13. J.K. Rowling – Harry Potter Serisi
Tabii ki macera, aksiyon dediğimizde akla gelebilecek belki de ilk eser, en çok satanlarda tüm dönemler boyunca en tepede yer alan Harry Potter’dır. Birçoğumuzu ergenliğinde yakalamış ve yetişkinliğe ulaştığımızda dahi heyecanından asla kaçamadığımız Harry Potter serisi, hayal âlemlerinin belki de en güzeli. Karanlık büyücü Lord Voldemort ve kahramanımız Harry Potter arasındaki iyi ile kötü, aydınlık ile karanlık arasındaki amansız savaş tüm serinin iskeletini oluşturuyor. Kitaplarının yanı sıra film, oyun, tiyatro gibi farklı alanlarda da hayat bulan Harry Potter, yeni gelen her nesli etkisi altına almaya ve yetişkinliklerinde de onları etkilemeye şüphesiz devam edecek. Seri sırasıyla; Felsefe Taşı, Sırlar Odası, Azkaban Tutsağı, Ateş Kadehi, Zümrüdüanka Yoldaşlığı, Melez Prens ve Ölüm
Yadigârları’ndan oluşuyor. Filmlerinden ayrı kitaplarından ayrı hazlar alacağınız Harry Potter, mutlaka okunması gereken bilim kurgu ve macera romanlarının olmazsa olmazı desek yanlış olmaz.
14. Miguel de Cervantes – Don Quijote
Edebiyatın en büyük eserlerinden birisi olarak kabul edilen Don Quijote, Alonso Quixano’nun maceralarını anlatıyor. Orta yaşlı bir adam şövalye kitaplarına o kadar takıntılıdır ki onları taklit etmeye ve gezgin bir şövalye olmaya karar verir. Böylece sadık bir yaver bulma, zor durumdaki genç kadınları kurtarma ve yel değirmenleriyle savaşma yolculuğu da başlar.

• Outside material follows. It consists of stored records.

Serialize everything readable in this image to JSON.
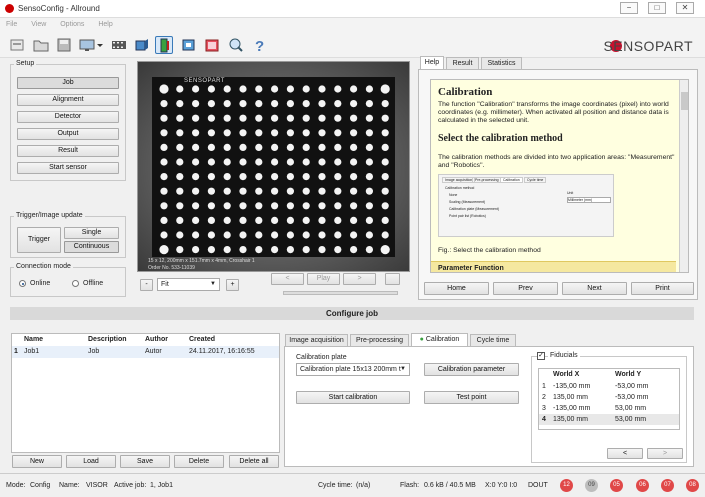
{
  "window": {
    "title": "SensoConfig - Allround",
    "minimize": "−",
    "maximize": "□",
    "close": "✕"
  },
  "menu": [
    "File",
    "View",
    "Options",
    "Help"
  ],
  "brand": {
    "logo_text": "SENSOPART",
    "accent": "#c8102e"
  },
  "toolbar_icons": [
    "open-icon",
    "folder-icon",
    "save-icon",
    "monitor-icon",
    "dropdown-icon",
    "film-icon",
    "camera-3d-icon",
    "sensor-active-icon",
    "settings-icon",
    "chart-icon",
    "search-icon",
    "help-icon"
  ],
  "setup": {
    "label": "Setup",
    "buttons": [
      "Job",
      "Alignment",
      "Detector",
      "Output",
      "Result",
      "Start sensor"
    ],
    "active": "Job"
  },
  "trigger": {
    "label": "Trigger/Image update",
    "trigger": "Trigger",
    "single": "Single",
    "continuous": "Continuous"
  },
  "connection": {
    "label": "Connection mode",
    "online": "Online",
    "offline": "Offline",
    "selected": "Online"
  },
  "image": {
    "brand_text": "SENSOPART",
    "caption_line1": "15 x 12, 200mm x 151.7mm x 4mm, Crosshair 1",
    "caption_line2": "Order No. 533-11039"
  },
  "image_controls": {
    "zoom_out": "-",
    "zoom": "Fit",
    "zoom_in": "+",
    "prev": "<",
    "play": "Play",
    "next": ">"
  },
  "help_tabs": [
    "Help",
    "Result",
    "Statistics"
  ],
  "help": {
    "title": "Calibration",
    "intro": "The function \"Calibration\" transforms the image coordinates (pixel) into world coordinates (e.g. millimeter). When activated all position and distance data is calculated in the selected unit.",
    "h2": "Select the calibration method",
    "p2": "The calibration methods are divided into two application areas: \"Measurement\" and \"Robotics\".",
    "fig_caption": "Fig.: Select the calibration method",
    "next_section": "Parameter Function",
    "fig": {
      "tabs": [
        "Image acquisition",
        "Pre-processing",
        "Calibration",
        "Cycle time"
      ],
      "method_label": "Calibration method",
      "options": [
        "None",
        "Scaling (Measurement)",
        "Calibration plate (Measurement)",
        "Point pair list (Robotics)"
      ],
      "unit_label": "Unit",
      "unit_value": "Millimeter (mm)"
    }
  },
  "help_nav": [
    "Home",
    "Prev",
    "Next",
    "Print"
  ],
  "configure": {
    "title": "Configure job",
    "columns": [
      "Name",
      "Description",
      "Author",
      "Created"
    ],
    "rows": [
      {
        "index": "1",
        "name": "Job1",
        "description": "Job",
        "author": "Autor",
        "created": "24.11.2017, 16:16:55"
      }
    ],
    "buttons": [
      "New",
      "Load",
      "Save",
      "Delete",
      "Delete all"
    ]
  },
  "config_tabs": [
    "Image acquisition",
    "Pre-processing",
    "Calibration",
    "Cycle time"
  ],
  "calibration": {
    "plate_label": "Calibration plate",
    "plate_value": "Calibration plate 15x13 200mm t",
    "parameter": "Calibration parameter",
    "start": "Start calibration",
    "test": "Test point"
  },
  "fiducials": {
    "label": "Fiducials",
    "columns": [
      "World X",
      "World Y"
    ],
    "rows": [
      {
        "index": "1",
        "x": "-135,00 mm",
        "y": "-53,00 mm"
      },
      {
        "index": "2",
        "x": "135,00 mm",
        "y": "-53,00 mm"
      },
      {
        "index": "3",
        "x": "-135,00 mm",
        "y": "53,00 mm"
      },
      {
        "index": "4",
        "x": "135,00 mm",
        "y": "53,00 mm"
      }
    ],
    "prev": "<",
    "next": ">"
  },
  "status": {
    "mode": "Mode:",
    "mode_value": "Config",
    "name": "Name:",
    "name_value": "VISOR",
    "active_job": "Active job:",
    "active_job_value": "1, Job1",
    "cycle": "Cycle time:",
    "cycle_value": "(n/a)",
    "flash": "Flash:",
    "flash_value": "0.6 kB / 40.5 MB",
    "coords": "X:0 Y:0 I:0",
    "dout": "DOUT",
    "io": [
      {
        "label": "12",
        "on": true
      },
      {
        "label": "09",
        "on": false
      },
      {
        "label": "05",
        "on": true
      },
      {
        "label": "06",
        "on": true
      },
      {
        "label": "07",
        "on": true
      },
      {
        "label": "08",
        "on": true
      }
    ]
  }
}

Deneysel biçimi ve edebi yolculuğuyla Don Quijote, genel olarak ilk modern roman olarak kabul edilir. Eser, Fielding ve Sterne’den Flaubert, Dickens, Melville ve Faulkner’a kadar yılda bir kez, “tıpkı bazı insanların dini bir kitabı okur gibi” yeniden okuyan bir dizi yazar üzerinde son derece etkili olmuştur.
15. F. Scott Fitzgerald – Muhteşem Gatsby
İrlanda asıllı Amerikalı yazarın en önemli eserlerinin başında Muhteşem Gatsby gelir. Birinci Dünya Savaşı döneminde yetişen yazar bu eserinde de savaşın Amerika’da duyulan etkilerinden, ekonomik krizden ve çeşitli sorunlardan bahseder. Peki bunun neresi “muhteşem”? Jay Gatsby adlı başkişimiz,
zengin ama bu servetine nasıl eriştiği bilinmeyen, daha sonra ise büyük bir çaba ve emek sonucunda bu kadar mal varlığına sahip olduğu anlaşılan bir adamdır. Gelgelelim, zenginliğin verdiği türlü ayrıcalıkların insanı pek de bahtiyar etmediğini, mutluluğu aradığı yerlerde paranın bir anlamı olmadığını kavrayınca “Amerikan rüyası”ndan uyanmaya başlar. Sosyal içerikli ve realist bir tavrın hâkim olduğu eser, pek çok kere yüksek satış rakamlarına ulaşmıştır.